Overall scope of work:

We are seeking a motivated and detail-oriented Incident Response and Threat Intelligence Technical Manager to join our dynamic team. This position is intended for individuals passionate about cybersecurity and eager to develop their skills in a supportive and collaborative environment. The successful candidate will become part of our Managed Security Services team and is responsible on investigating security incidents, analyzing digital evidence by performing disk forensics, performing threat intelligence by utilizing OSINT and dark web monitoring. This role also involves proactive threat hunting for undetected threats within an organization.

Responsibilities:

Digital Forensics & Incident Response (DFIR):

Lead forensic investigations on compromised endpoints, servers, and cloud environments. Collect and analyze digital evidence from logs, disk images, memory dumps, and network traffic. Perform malware reverse engineering and root cause analysis to determine attack origins. Develop incident response playbooks, forensic reports, and lesson learned documentation.
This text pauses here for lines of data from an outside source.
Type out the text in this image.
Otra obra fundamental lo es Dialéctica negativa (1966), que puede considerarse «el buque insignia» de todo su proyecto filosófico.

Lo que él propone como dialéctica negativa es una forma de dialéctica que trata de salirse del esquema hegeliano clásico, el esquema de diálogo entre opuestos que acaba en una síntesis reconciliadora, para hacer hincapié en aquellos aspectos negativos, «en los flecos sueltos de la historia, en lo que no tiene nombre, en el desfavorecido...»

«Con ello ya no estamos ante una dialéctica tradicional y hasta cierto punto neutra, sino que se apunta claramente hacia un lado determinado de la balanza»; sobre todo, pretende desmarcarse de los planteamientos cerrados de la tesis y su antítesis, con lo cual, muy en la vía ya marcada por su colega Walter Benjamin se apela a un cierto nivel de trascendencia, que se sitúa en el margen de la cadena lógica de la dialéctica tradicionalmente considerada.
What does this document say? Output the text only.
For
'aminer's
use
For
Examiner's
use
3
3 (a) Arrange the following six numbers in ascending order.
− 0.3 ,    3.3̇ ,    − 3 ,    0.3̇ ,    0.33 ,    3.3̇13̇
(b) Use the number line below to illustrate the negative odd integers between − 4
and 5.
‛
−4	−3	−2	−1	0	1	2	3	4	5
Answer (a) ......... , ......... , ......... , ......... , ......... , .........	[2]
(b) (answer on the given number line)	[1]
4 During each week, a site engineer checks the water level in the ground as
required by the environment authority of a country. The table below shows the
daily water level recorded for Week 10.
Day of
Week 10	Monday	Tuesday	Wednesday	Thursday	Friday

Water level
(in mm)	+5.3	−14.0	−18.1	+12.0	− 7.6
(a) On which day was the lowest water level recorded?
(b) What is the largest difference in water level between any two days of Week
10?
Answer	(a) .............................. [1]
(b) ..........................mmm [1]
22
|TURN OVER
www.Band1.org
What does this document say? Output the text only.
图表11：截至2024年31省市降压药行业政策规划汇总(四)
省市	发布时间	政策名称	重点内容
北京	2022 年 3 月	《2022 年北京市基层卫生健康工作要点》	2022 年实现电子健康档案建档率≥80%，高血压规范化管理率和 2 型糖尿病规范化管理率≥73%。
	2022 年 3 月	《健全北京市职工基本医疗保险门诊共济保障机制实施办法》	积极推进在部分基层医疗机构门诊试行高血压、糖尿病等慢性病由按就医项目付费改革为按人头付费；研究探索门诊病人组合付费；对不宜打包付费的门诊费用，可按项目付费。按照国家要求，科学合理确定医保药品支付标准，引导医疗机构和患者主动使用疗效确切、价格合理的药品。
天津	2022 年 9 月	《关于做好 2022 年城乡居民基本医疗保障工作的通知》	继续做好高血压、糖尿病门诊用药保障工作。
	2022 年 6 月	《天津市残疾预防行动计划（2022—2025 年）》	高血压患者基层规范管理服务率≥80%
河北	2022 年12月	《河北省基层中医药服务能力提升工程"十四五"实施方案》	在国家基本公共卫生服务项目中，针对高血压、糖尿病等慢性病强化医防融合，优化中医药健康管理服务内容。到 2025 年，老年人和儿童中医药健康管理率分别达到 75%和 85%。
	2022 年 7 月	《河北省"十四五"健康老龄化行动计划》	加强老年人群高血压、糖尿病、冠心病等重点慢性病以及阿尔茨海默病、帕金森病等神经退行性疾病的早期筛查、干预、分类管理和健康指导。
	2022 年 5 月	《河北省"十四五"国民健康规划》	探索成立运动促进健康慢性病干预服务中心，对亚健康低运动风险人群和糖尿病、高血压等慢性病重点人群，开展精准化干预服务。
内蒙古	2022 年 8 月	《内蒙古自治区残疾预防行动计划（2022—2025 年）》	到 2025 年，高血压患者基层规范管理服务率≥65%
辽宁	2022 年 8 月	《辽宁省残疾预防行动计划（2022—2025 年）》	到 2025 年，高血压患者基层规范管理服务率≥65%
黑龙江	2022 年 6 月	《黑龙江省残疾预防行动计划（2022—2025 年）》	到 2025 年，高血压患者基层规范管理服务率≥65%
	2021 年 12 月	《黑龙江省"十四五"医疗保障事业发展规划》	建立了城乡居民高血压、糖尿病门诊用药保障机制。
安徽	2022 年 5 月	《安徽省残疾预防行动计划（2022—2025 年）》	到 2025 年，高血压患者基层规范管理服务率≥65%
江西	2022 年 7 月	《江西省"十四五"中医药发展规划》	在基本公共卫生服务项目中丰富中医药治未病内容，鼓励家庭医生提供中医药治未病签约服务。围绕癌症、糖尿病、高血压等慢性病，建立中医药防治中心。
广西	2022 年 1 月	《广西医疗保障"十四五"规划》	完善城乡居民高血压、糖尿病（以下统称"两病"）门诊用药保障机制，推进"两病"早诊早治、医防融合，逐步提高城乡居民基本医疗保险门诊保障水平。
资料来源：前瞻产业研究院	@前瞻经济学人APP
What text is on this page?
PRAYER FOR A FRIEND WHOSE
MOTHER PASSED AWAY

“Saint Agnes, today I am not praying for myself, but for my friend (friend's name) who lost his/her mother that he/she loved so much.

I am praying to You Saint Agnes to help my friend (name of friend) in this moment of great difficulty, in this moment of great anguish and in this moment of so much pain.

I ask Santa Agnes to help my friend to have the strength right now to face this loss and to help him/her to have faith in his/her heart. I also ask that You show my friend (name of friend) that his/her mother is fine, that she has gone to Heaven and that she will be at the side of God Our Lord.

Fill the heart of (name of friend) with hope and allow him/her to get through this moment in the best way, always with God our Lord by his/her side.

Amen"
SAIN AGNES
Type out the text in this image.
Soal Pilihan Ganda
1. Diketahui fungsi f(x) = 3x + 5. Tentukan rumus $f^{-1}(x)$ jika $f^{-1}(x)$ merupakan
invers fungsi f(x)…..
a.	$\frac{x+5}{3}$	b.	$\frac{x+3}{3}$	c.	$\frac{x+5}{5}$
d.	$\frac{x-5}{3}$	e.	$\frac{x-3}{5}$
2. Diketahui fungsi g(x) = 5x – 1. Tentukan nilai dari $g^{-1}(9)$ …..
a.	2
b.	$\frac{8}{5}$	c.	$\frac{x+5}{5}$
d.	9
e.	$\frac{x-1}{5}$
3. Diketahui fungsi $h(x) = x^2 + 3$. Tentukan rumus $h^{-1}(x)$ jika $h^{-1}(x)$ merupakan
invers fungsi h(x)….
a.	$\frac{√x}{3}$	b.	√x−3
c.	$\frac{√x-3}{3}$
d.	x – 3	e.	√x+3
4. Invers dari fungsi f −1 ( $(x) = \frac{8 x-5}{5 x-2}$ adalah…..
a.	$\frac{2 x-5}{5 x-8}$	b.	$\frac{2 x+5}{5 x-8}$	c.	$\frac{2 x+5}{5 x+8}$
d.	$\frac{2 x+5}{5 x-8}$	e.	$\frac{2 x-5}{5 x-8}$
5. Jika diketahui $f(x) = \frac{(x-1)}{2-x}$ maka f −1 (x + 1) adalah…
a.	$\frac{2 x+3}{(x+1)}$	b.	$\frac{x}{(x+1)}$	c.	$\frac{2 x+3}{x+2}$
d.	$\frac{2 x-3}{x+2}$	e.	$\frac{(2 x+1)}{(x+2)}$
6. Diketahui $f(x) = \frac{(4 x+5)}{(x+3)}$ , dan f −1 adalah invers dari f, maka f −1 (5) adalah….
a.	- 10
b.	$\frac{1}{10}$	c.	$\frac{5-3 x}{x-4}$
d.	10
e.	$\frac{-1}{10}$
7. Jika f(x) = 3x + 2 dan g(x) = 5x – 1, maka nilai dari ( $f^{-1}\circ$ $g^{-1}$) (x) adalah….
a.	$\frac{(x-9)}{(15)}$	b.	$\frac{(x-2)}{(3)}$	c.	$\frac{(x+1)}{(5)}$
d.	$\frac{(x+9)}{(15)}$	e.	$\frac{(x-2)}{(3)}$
Threat Intelligence and Threat Hunting:

Conduct in-depth research on cyber threat actors, campaigns, and TTPs. Leverage open-source intelligence (OSINT), dark web monitoring, and cyber threat feeds to identify emerging threats. Correlate threat intelligence data with security alerts to improve detection capabilities. Provide strategic recommendations to security teams on threat mitigation. Perform proactive threat hunting across endpoints, network, and cloud environments. Identify and analyze anomalous behavior, lateral movement, and potential APT activities.